De cette richesse, la presse suisse ne fait pas grand emploi. À peu d’exceptions près, elle se contente trop facilement de reproduire les communiqués officiels des armées et les communiqués officieux d’agences plus ou moins suspectes, inspirées par les gouvernements ou par les puissances occultes qui, plus que les chefs d’États, gouvernent aujourd’hui les États. Rarement elle cherche à discuter ces renseignements intéressés. Presque jamais elle ne fait place aux oppositions ; presque jamais elle ne laisse entendre les voix indépendantes, des deux côtés des tranchées[1]. La vérité officielle, dictée par le pouvoir, s’impose ainsi aux peuples avec la force d’un dogme ; et il s’est formé une catholicité de la pensée guerrière, qui n’admet point d’hérétiques. Le fait est étrange en Suisse, et particulièrement en cette république de Genève, dont les sources historiques et les raisons de vivre furent l’opposition libre et la féconde hérésie.

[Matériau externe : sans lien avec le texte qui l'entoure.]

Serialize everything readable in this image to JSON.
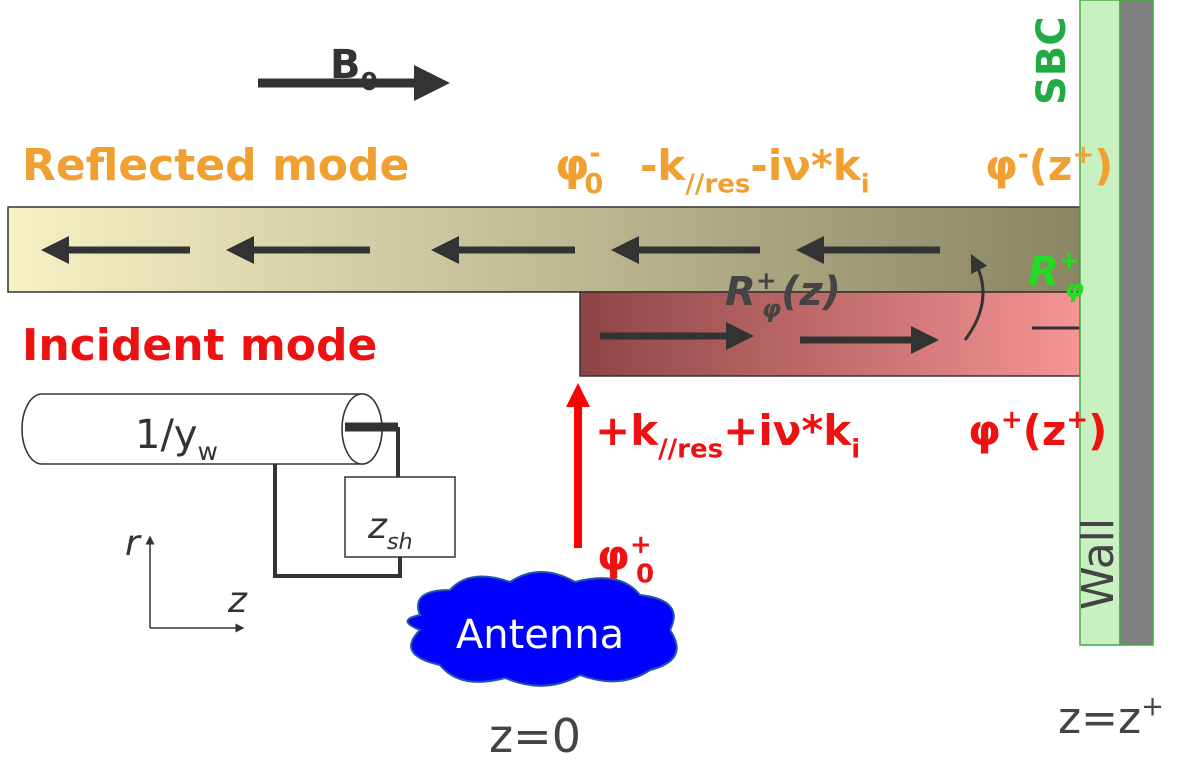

Nous n’avons pas à rechercher les causes psychologiques de cette élimination des pensées contraires au dogme officiel. Je veux croire que le parti pris y joue un moindre rôle que, chez les uns, ignorance des faits et manque de critique, — chez les autres vraiment instruits, négligence de contrôle ou timidité à reviser des

  1. Exception faite pour quelques voix allemandes, dont la plus haute est celle du professeur Fœrster. Mais il ne faudrait pas laisser croire que ces honnêtes gens soient le monopole de l’Allemagne, et qu’il n’en existe pas chez l’opposition d’en face, dans l’autre camp.